Wang Qishan, head of the Central Commission for Discipline Inspection, said the anti-graft inspections that began when President Xi Jinping took office five years ago routinely encountered the same problems.
“All of the issues discovered during the inspections reflect the weakening of Party leadership, shortcomings in Party building and insufficient efforts to strictly enforce Party discipline,” Wang wrote in the People’s Daily.
“Party concepts are faint, organization is lax and discipline flabby. The root is in the Party’s internal political life being not serious and unhealthy,” he said. Exposing problems shows the Party’s confidence in facing them, he added.
“Putting out there the problems that objectively exist shows a high level of self-confidence and staunch focus, winning over the faith, trust and confidence of the people in the Party’s center,” he wrote, referring to the Party’s top leadership.

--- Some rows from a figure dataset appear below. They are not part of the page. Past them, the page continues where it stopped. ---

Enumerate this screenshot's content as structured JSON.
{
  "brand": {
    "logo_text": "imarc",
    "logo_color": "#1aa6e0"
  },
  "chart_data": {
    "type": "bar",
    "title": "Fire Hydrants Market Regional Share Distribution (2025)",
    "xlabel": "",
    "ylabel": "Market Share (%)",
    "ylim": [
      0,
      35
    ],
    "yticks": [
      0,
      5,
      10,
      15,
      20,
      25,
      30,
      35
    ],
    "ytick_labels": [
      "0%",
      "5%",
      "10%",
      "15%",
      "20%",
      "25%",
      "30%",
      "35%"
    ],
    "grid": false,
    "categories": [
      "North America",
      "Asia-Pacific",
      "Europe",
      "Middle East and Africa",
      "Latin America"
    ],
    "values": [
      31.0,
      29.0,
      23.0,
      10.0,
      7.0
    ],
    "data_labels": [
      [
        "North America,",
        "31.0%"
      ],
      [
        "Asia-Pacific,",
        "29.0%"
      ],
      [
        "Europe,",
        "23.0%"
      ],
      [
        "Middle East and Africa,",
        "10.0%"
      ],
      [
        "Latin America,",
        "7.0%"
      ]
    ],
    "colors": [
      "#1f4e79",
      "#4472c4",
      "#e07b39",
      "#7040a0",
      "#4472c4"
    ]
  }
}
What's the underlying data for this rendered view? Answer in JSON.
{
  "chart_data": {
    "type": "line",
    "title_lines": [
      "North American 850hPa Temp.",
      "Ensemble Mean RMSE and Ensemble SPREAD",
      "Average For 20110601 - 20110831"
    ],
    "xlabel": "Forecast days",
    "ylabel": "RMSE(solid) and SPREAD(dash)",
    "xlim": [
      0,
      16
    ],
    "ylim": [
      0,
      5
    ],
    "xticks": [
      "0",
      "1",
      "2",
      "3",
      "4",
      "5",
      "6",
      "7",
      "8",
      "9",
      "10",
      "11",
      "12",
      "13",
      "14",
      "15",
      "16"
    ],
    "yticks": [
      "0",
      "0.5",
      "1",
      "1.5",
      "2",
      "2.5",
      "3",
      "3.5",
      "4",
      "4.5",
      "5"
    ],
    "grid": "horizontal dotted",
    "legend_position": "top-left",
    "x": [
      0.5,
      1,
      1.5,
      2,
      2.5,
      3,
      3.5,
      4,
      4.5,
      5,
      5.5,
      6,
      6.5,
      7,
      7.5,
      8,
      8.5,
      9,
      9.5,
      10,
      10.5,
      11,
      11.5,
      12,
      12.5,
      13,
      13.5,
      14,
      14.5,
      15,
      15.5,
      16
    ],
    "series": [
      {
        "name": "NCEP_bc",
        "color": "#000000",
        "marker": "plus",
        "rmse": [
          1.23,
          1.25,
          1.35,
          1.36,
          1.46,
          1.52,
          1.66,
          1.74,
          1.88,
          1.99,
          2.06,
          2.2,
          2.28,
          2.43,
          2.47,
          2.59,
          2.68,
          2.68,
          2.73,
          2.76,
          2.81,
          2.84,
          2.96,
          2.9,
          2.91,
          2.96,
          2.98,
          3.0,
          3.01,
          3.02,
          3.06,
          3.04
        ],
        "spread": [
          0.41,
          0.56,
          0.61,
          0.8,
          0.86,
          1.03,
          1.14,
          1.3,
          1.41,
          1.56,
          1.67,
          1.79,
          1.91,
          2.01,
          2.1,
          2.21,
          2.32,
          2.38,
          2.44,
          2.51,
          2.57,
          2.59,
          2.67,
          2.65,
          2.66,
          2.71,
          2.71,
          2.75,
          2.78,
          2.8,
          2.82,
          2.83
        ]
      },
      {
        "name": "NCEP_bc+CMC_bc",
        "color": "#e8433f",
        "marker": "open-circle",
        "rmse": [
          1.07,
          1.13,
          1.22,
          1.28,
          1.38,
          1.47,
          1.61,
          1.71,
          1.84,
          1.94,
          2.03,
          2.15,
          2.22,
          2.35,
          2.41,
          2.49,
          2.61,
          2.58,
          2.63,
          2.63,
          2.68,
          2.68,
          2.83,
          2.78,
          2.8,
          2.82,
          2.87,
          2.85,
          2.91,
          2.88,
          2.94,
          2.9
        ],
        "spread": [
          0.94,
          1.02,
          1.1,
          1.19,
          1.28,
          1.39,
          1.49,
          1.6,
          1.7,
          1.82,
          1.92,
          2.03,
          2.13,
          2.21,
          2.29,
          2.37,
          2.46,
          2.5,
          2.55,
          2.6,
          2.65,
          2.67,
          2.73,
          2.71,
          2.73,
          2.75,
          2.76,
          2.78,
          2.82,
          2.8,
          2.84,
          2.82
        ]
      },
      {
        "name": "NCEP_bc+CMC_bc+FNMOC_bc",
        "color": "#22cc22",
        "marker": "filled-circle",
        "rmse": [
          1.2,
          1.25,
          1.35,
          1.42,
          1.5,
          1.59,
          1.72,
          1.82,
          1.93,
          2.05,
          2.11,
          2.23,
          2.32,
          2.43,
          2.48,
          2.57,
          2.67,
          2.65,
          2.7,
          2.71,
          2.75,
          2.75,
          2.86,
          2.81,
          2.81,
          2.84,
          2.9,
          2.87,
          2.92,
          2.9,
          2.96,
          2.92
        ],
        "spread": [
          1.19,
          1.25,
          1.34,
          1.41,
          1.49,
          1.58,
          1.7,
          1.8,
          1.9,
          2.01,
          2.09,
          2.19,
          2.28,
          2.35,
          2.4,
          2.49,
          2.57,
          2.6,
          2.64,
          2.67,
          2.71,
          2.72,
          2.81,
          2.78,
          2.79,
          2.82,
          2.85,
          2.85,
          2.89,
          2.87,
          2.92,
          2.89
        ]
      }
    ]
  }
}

Wang said the fight against corruption would remain “a long process” and the biggest challenge for the Party’s long-term governance was a lack of effective supervision.
Stressing that trust cannot take the place of supervision, Wang said the Party aims to improve intra-Party supervision through inspections and exposing real problems. “The problems we are facing have been accumulated over a long period and therefore require a long period of time to solve,” he added.
Inspections will be further developed after the Party’s 19th National Congress later this year, Wang said. During the 12 rounds of inspections since the 18th National Congress in 2012, 277 Party organizations had been inspected, 16 provincial-level regions re-examined, and inspections of four institutions under the central authorities carried out.
The inspections also covered major state-owned enterprises, central financial institutions and major universities.
“Inspection is a political check-up, while re-examination is a political review that aims to extend and amplify deterrence,” Wang said.
Discipline inspection, as a “sword” of intra-Party supervision, is not a matter of expediency, but a systematic arrangement with a long-term vision, he said.